Contrairement aux deux autres formes d’obstacles étudiés,
c’est un obstacle par définition interne à la psychologie
du héros et de l’héroïne. Cette forme d’obstacle est véritablement
au cœur des comédies romantiques de Richard Curtis, que nous
pourrions aussi intituler « comédie de l’erreur ».
Il représente en cela le dernier rebondissement avant la réunion
finale du couple romantique. Ainsi dans Quatre Mariages…,
Charles prend la mauvaise décision d’épouser Henrietta, dans
Coup de foudre à Notting Hill, William se trompe en
refusant la déclaration d’amour d’Anna et Bridget, après la
scène de duel entre Daniel et Mark, choisit de ne plus voir
ce dernier, et le Premier Ministre de Love actually
décide de renvoyer son intendante.
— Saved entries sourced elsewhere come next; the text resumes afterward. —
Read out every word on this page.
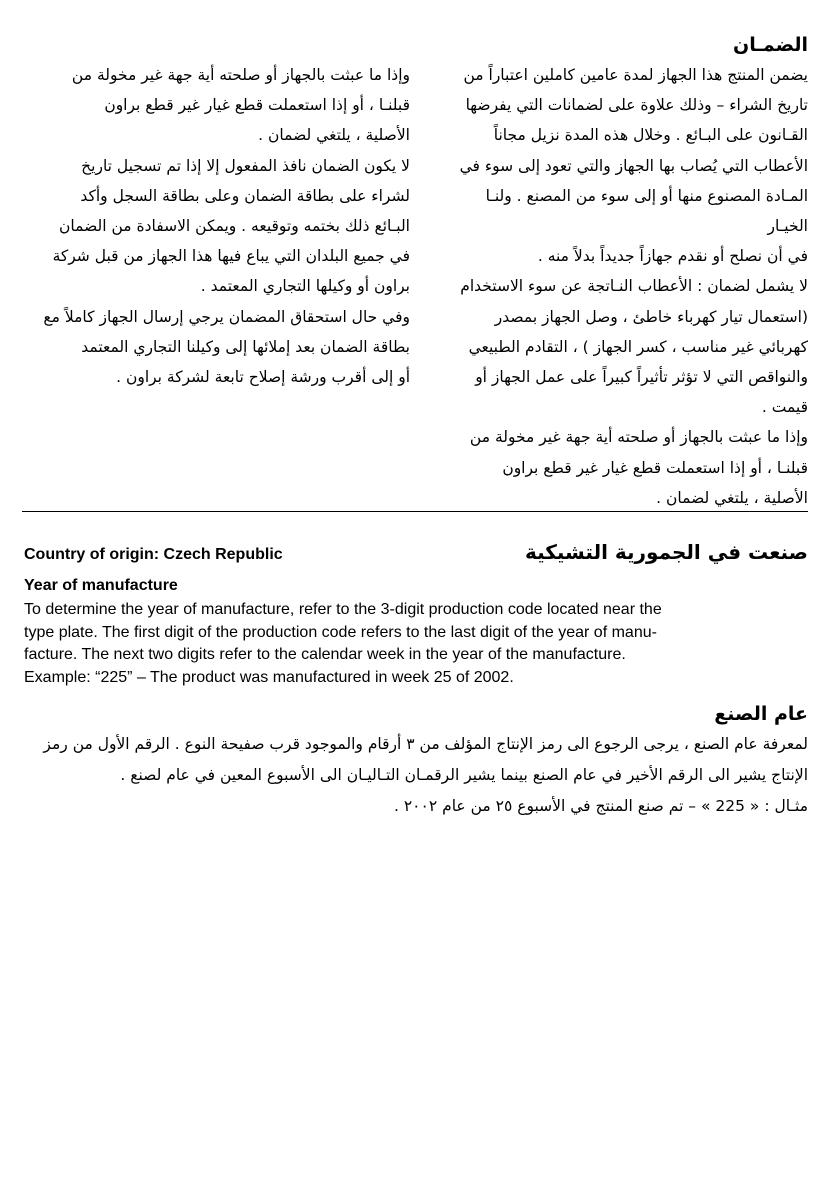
الضمـان

يضمن المنتج هذا الجهاز لمدة عامين كاملين اعتباراً من

تاريخ الشراء – وذلك علاوة على لضمانات التي يفرضها

القـانون على البـائع . وخلال هذه المدة نزيل مجاناً

الأعطاب التي يُصاب بها الجهاز والتي تعود إلى سوء في

المـادة المصنوع منها أو إلى سوء من المصنع . ولنـا الخيـار

في أن نصلح أو نقدم جهازاً جديداً بدلاً منه .

لا يشمل لضمان : الأعطاب النـاتجة عن سوء الاستخدام

(استعمال تيار كهرباء خاطئ ، وصل الجهاز بمصدر

كهربائي غير مناسب ، كسر الجهاز ) ، التقادم الطبيعي

والنواقص التي لا تؤثر تأثيراً كبيراً على عمل الجهاز أو

قيمت .

وإذا ما عبثت بالجهاز أو صلحته أية جهة غير مخولة من

قبلنـا ، أو إذا استعملت قطع غيار غير قطع براون

الأصلية ، يلتغي لضمان .

وإذا ما عبثت بالجهاز أو صلحته أية جهة غير مخولة من

قبلنـا ، أو إذا استعملت قطع غيار غير قطع براون

الأصلية ، يلتغي لضمان .

لا يكون الضمان نافذ المفعول إلا إذا تم تسجيل تاريخ

لشراء على بطاقة الضمان وعلى بطاقة السجل وأكد

البـائع ذلك بختمه وتوقيعه . ويمكن الاسفادة من الضمان

في جميع البلدان التي يباع فيها هذا الجهاز من قبل شركة

براون أو وكيلها التجاري المعتمد .

وفي حال استحقاق المضمان يرجي إرسال الجهاز كاملاً مع

بطاقة الضمان بعد إملائها إلى وكيلنا التجاري المعتمد

أو إلى أقرب ورشة إصلاح تابعة لشركة براون .

Country of origin: Czech Republic	صنعت في الجمورية التشيكية

Year of manufacture

To determine the year of manufacture, refer to the 3-digit production code located near the
type plate. The first digit of the production code refers to the last digit of the year of manu-
facture. The next two digits refer to the calendar week in the year of the manufacture.
Example: “225” – The product was manufactured in week 25 of 2002.

عام الصنع

لمعرفة عام الصنع ، يرجى الرجوع الى رمز الإنتاج المؤلف من ٣ أرقام والموجود قرب صفيحة النوع . الرقم الأول من رمز

الإنتاج يشير الى الرقم الأخير في عام الصنع بينما يشير الرقمـان التـاليـان الى الأسبوع المعين في عام لصنع .

مثـال : « 225 » – تم صنع المنتج في الأسبوع ٢٥ من عام ٢٠٠٢ .
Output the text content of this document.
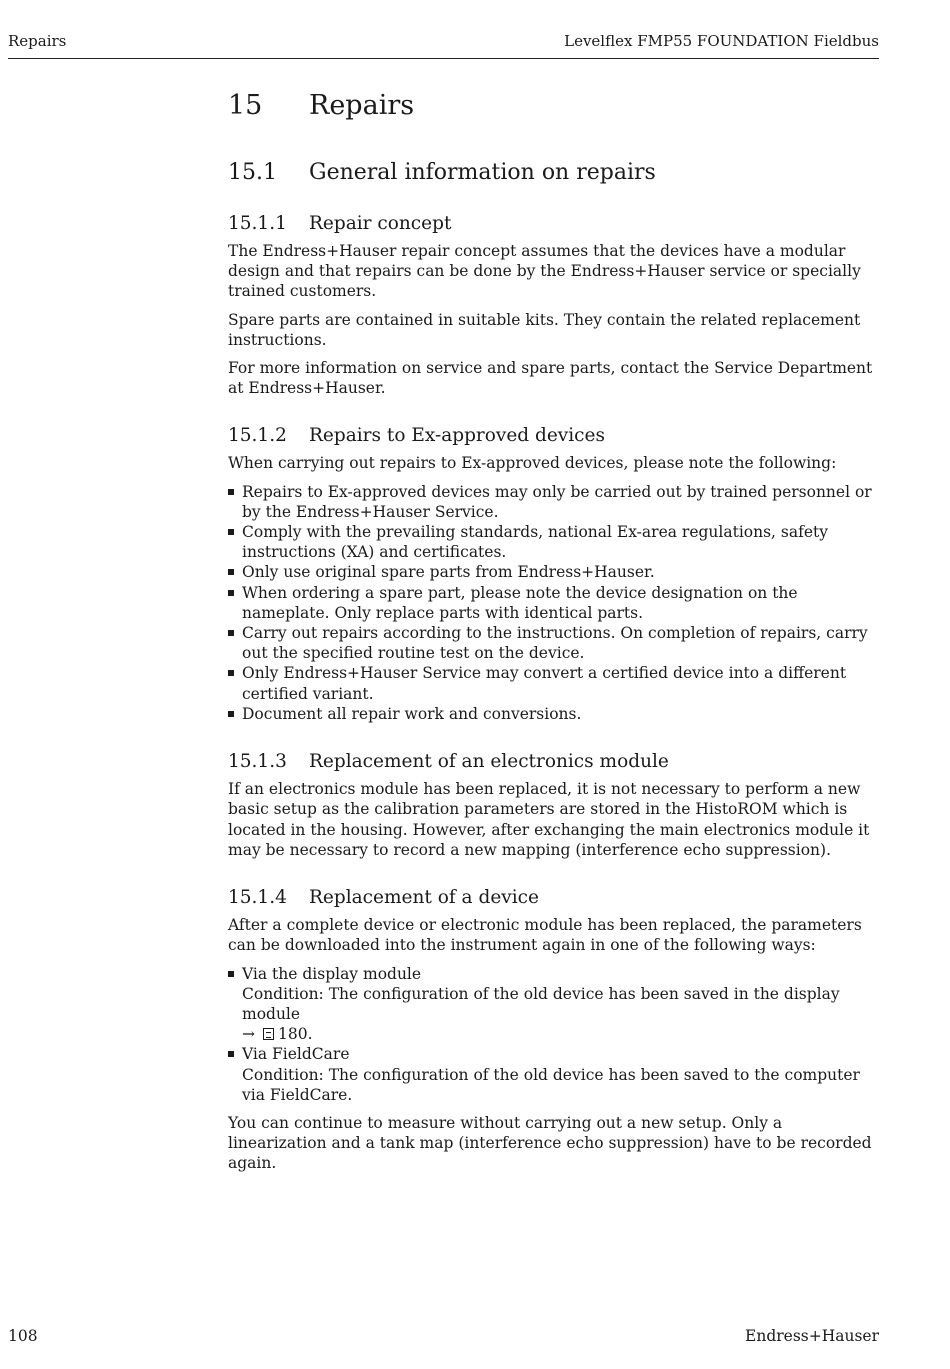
Repairs	Levelflex FMP55 FOUNDATION Fieldbus
15	Repairs
15.1	General information on repairs
15.1.1	Repair concept

The Endress+Hauser repair concept assumes that the devices have a modular design and that repairs can be done by the Endress+Hauser service or specially trained customers.

Spare parts are contained in suitable kits. They contain the related replacement instructions.

For more information on service and spare parts, contact the Service Department at Endress+Hauser.

15.1.2	Repairs to Ex-approved devices

When carrying out repairs to Ex-approved devices, please note the following:

Repairs to Ex-approved devices may only be carried out by trained personnel or by the Endress+Hauser Service.
Comply with the prevailing standards, national Ex-area regulations, safety instructions (XA) and certificates.
Only use original spare parts from Endress+Hauser.
When ordering a spare part, please note the device designation on the nameplate. Only replace parts with identical parts.
Carry out repairs according to the instructions. On completion of repairs, carry out the specified routine test on the device.
Only Endress+Hauser Service may convert a certified device into a different certified variant.
Document all repair work and conversions.
15.1.3	Replacement of an electronics module

If an electronics module has been replaced, it is not necessary to perform a new basic setup as the calibration parameters are stored in the HistoROM which is located in the housing. However, after exchanging the main electronics module it may be necessary to record a new mapping (interference echo suppression).

15.1.4	Replacement of a device

After a complete device or electronic module has been replaced, the parameters can be downloaded into the instrument again in one of the following ways:

Via the display module
Condition: The configuration of the old device has been saved in the display module
→ 180.
Via FieldCare
Condition: The configuration of the old device has been saved to the computer via FieldCare.

You can continue to measure without carrying out a new setup. Only a linearization and a tank map (interference echo suppression) have to be recorded again.

108	Endress+Hauser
La place de l’erreur dans
l’intrigue implique une attention particulière à la logique
du récit et à la crédibilité de l’évolution psychologique
du héros qui va prendre la mauvaise décision. Triomphant de
tous ces obstacles, l’Amour est ainsi sublimé. Lors de la
conférence de presse de Love actually, Hugh Grant proposait
avec humour une certaine définition de l’intrigue romantique
à l’anglaise similaire à celle des films de Richard Curtis :
« Je crois qu’aimer quelqu’un c’est l’aimer malgré
tout, envers et contre tout, c’est une forme d’amour aveugle
inconditionnel, un petit peu comme l’amour que Tony Blair
et Bush se portent. C’est la forme la plus pure de l’amour
britannique en ce moment… »
Humour et comique « effet
spécial »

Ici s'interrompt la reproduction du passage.